Abstract PDF Upgrade to Chat

Citations (60)

View on Semantic Scholar

Summary

The paper introduces a unified single-stage framework that represents each person as a point in spatial-depth space, streamlining multi-person 3D mesh recovery.
It employs an inter-instance ordinal depth loss and keypoint-aware augmentation to ensure consistent depth estimation and robust occlusion handling.
Experimental results on benchmarks like Panoptic, MuPoTS-3D, and 3DPW demonstrate improved efficiency and accuracy compared to traditional two-stage approaches.

Overview of "Body Meshes as Points"

The paper "Body Meshes as Points" by Jianfeng Zhang et al. addresses the intricate problem of multi-person 3D body mesh estimation from single images. Traditional methodologies typically employ two-stage pipelines; the first stage focuses on person localization, followed by individual body mesh estimation. These methods, however, exhibit inefficiency, particularly in complex scenes involving occlusion, due to redundant processing pipelines and elevated computational costs.

The proposed solution, the Body Meshes as Points (BMP) model, introduces a single-stage architecture aimed at enhancing both computational efficiency and performance. BMP represents each person within an image as a point in the spatial-depth space, allowing for a streamlined joint localization and mesh estimation process. This method simultaneously predicts the location and 3D body mesh of each person, achieved by mapping each detected instance to corresponding localized points within the spatial-depth framework.

Key Contributions

Unified Single-Stage Framework: BMP introduces a novel single-stage approach for multi-person mesh recovery by representing instances as points.

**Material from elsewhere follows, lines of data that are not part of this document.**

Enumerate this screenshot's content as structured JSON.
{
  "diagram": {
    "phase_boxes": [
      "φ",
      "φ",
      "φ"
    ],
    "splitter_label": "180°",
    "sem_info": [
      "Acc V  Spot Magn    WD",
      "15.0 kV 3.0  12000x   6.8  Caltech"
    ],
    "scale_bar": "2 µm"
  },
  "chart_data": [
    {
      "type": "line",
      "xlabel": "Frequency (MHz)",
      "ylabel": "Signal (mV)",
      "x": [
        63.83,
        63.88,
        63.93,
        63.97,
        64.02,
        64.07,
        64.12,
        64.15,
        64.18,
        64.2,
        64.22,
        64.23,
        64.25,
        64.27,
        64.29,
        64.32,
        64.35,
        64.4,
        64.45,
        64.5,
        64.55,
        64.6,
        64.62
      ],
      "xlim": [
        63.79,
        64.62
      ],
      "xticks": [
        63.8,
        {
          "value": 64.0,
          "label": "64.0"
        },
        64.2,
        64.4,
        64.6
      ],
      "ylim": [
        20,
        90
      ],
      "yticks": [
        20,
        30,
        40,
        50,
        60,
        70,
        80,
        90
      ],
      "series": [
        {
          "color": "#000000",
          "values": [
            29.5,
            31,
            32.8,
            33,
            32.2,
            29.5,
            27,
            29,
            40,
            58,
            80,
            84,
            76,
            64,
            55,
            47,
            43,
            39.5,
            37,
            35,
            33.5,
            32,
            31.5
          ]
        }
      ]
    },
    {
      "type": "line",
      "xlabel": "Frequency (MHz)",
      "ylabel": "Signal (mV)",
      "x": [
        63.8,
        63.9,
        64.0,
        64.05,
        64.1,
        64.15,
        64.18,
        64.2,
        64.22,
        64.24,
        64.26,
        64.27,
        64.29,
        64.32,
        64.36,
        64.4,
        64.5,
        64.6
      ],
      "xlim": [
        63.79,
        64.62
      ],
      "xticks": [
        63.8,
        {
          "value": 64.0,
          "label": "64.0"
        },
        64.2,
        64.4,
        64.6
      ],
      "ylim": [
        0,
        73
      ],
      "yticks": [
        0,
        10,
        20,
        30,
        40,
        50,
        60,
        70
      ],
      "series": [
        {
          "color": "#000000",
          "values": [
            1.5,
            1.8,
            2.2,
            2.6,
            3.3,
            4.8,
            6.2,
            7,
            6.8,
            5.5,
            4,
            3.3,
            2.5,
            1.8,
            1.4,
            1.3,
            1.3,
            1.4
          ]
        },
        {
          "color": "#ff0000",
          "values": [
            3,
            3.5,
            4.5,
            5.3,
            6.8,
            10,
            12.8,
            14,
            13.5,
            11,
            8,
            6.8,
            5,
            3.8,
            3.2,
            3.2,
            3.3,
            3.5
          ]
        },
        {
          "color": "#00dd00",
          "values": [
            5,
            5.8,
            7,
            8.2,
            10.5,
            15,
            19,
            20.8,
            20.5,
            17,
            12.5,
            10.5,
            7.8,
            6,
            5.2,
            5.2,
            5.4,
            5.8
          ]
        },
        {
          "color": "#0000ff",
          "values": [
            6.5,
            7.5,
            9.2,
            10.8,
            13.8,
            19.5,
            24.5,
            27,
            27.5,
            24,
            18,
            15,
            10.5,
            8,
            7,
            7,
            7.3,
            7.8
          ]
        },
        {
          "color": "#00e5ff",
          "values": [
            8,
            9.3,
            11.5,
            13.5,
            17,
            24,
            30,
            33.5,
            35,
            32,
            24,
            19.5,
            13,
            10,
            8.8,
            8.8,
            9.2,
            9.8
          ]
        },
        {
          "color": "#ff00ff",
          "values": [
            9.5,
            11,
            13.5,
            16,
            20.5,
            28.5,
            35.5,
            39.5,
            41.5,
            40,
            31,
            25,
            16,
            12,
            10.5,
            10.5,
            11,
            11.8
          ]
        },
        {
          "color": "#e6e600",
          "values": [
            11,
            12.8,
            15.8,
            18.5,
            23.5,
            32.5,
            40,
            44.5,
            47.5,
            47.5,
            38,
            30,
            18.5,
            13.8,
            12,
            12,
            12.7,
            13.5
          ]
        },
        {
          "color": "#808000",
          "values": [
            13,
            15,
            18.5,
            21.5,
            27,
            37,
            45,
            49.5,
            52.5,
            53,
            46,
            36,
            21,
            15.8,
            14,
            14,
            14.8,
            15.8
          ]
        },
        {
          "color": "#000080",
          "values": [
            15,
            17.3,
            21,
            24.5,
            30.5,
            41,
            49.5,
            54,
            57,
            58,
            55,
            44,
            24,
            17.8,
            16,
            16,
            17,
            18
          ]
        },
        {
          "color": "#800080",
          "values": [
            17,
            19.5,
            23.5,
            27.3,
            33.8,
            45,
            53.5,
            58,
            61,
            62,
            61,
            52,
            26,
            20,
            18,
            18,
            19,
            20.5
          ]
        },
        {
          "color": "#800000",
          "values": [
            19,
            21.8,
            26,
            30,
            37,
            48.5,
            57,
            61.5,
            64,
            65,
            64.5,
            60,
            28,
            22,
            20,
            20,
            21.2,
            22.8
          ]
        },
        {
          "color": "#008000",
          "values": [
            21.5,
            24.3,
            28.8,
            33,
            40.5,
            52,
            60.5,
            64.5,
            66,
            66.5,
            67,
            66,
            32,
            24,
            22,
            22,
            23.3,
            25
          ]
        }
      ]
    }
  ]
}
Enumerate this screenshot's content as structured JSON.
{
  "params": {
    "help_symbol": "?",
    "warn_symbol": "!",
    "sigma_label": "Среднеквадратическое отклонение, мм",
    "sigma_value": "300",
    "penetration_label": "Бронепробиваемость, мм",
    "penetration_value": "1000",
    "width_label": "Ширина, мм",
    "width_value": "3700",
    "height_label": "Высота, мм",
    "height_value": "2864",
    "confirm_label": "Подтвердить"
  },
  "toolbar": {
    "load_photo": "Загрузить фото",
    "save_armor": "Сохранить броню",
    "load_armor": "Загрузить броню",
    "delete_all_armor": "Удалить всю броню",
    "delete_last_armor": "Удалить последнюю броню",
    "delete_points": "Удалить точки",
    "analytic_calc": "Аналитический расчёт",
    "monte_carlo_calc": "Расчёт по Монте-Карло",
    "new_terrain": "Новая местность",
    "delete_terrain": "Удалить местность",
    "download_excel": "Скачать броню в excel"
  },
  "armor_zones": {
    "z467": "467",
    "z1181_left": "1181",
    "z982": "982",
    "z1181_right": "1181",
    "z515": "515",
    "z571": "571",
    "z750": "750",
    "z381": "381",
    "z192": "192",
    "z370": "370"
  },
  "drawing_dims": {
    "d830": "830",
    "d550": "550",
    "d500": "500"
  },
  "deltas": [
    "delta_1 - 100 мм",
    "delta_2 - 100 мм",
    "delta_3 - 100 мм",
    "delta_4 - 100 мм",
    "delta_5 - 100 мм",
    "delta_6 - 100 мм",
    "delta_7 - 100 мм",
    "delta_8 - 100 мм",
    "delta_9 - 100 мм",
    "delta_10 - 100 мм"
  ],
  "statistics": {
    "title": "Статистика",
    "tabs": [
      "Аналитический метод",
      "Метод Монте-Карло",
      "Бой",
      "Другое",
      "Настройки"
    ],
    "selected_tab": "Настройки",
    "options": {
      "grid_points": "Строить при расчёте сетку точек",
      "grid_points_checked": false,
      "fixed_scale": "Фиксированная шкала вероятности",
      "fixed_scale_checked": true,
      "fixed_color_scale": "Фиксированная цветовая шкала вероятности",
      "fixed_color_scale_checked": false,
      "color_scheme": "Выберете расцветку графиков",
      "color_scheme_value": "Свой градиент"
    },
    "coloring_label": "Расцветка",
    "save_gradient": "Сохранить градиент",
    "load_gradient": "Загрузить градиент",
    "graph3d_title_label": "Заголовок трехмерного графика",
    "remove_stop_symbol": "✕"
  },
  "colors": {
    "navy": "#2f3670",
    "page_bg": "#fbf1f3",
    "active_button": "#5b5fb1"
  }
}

This contrasts with conventional multi-stage approaches and allows for simultaneous person localization and mesh recovery, significantly simplifying the pipeline.
Depth Ordering with Ordinal Loss: To maintain depth consistency among overlapping instances, BMP employs an inter-instance ordinal depth loss. This loss function ensures coherent depth estimations, which is critical in scenarios with multiple persons in varying spatial planes.
Robustness to Occlusion: The model incorporates a keypoint-aware augmentation strategy designed to mitigate occlusion challenges. This augmentation helps the model to focus on structural cues, thereby enhancing robustness under occluded conditions.
Experimental Validation: BMP is extensively validated against state-of-the-art methods on benchmarks such as Panoptic, MuPoTS-3D, and 3DPW. The model consistently achieves superior results, both in terms of efficiency and accuracy, demonstrating its efficacy over traditional two-stage methodologies.

Methodological Details

BMP's architecture relies on a Feature Pyramid Network (FPN) to process multi-scale features, which supports segmenting people into various depth levels. The spatial information is discretized across a 3D coordinate system to facilitate person instance representation, localization, and mesh regression in parallel. The framework also adjusts training with pseudo ordinal relations derived from pre-trained models on 3D datasets, fostering improved generalization and better handling of in-the-wild scenarios without explicit 3D depth annotations.

Implications and Future Directions

The implications of BMP are profound in fields requiring accurate human mesh estimations, such as virtual reality (VR), animation, and human-computer interaction (HCI). Its efficiency and robustness in handling occlusions and crowded environments make it particularly suitable for real-time applications.

For future research, exploring the integration of temporal data to capture motion dynamics could further enhance BMP's capabilities. Additionally, extending the current framework to incorporate interaction modeling among multiple persons or the inclusion of environment context might provide added performance improvements in more complex scenes.

In summary, the BMP model offers a significant step forward for single-stage multi-person 3D body mesh recovery, paving the way for more efficient and comprehensive human pose and shape estimation from monocular imagery.